Question

Monochromatic light of wavelength 632.8 nm is produced by a helium-neon laser. The power emitted is 9.42 mW. Find the energy and momentum of each photon in the light beam.

Answer 1

Hint: In this question, we are asked to find the energy and momentum of each photon in the light beam. By making use of the equation for the photon energy and momentum, we will be computing the energy and momentum of each photon.
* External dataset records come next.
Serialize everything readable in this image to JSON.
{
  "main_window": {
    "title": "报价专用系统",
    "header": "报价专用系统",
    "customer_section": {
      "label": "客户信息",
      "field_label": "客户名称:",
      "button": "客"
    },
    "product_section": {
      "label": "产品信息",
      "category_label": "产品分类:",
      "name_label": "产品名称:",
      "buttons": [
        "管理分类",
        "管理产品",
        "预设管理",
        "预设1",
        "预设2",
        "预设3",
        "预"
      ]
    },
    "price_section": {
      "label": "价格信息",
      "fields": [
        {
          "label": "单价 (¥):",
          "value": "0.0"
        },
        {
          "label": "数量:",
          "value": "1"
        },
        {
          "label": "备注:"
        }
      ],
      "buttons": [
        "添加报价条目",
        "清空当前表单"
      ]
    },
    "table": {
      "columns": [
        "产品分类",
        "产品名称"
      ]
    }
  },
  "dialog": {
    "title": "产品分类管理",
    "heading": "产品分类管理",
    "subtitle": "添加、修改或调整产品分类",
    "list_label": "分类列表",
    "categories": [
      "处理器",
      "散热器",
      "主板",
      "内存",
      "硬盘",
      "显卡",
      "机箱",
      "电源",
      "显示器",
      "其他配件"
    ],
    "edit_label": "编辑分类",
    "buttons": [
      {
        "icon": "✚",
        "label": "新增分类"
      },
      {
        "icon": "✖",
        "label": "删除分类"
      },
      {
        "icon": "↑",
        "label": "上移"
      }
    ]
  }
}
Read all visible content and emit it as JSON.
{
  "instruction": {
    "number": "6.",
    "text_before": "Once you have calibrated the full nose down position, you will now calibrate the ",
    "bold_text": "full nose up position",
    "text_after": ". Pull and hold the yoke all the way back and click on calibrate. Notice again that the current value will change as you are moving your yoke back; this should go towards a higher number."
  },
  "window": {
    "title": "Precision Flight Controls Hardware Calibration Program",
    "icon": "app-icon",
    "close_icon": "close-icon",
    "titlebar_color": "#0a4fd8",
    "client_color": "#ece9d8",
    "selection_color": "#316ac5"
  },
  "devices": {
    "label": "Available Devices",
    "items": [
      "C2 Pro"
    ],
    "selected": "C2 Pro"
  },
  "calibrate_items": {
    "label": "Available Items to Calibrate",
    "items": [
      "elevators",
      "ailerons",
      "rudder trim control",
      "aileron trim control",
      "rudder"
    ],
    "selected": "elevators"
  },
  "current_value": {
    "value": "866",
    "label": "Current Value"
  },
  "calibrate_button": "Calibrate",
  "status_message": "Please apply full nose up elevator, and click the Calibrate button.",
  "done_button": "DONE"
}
Formula used: \[E=\dfrac{hc}{\lambda }\]
\[p=\dfrac{h}{\lambda }\]

Complete step by step answer:
From the data,
The wavelength of the monochromatic light, \[\lambda =632.8\,nm\]
The constant values:
The Planck’s constant is, \[h=6.63\times {{10}^{-34}}\,Js\]
The speed of light in the air is, \[c=3\times {{10}^{8}}{m}/{s}\;\]
Firstly, we will compute the value of the energy of the photon emitted by the monochromatic light.
The formula for calculating the energy of the photon emitted by the monochromatic light is given as follows.
\[E=\dfrac{hc}{\lambda }\]
Where h is the Planck's constant, c is the speed of the light in air and \[\lambda \]is the wavelength of the light.
Now substitute the given value and the constant values in the above equation to find the value of the energy of the photon emitted.
\[\begin{align}
  & E=\dfrac{6.63\times {{10}^{-34}}\times 3\times {{10}^{8}}}{632.8\times {{10}^{-9}}} \\
 & \Rightarrow E=3.14\times {{10}^{-19}}J \\
\end{align}\]
Now, we will compute the power emitted by a helium-neon laser.
 The formula for calculating the power emitted by a helium-neon laser is given as follows.
\[p=\dfrac{h}{\lambda }\]
Where h is the Planck's constant and \[\lambda \]is the wavelength of the light.
Now substitute the given value and the constant values in the above equation to find the value of the power emitted by a helium-neon laser.
\[\begin{align}
  & p=\dfrac{6.63\times {{10}^{-34}}}{632.8\times {{10}^{-9}}} \\
 & \Rightarrow p=1.05\times {{10}^{-27}}\,kg\,m\,{{s}^{-1}} \\
\end{align}\]

Therefore, the energy and momentum of each photon in the light beam are \[3.14\times {{10}^{-19}}J\]and \[1.05\times {{10}^{-27}}\,kg\,m\,{{s}^{-1}}\]respectively.

Note: Even the question can be asked, as, to find the value of either the momentum or the energy, giving either of the values. In such situations, firstly find the value of the wavelength and then proceed further.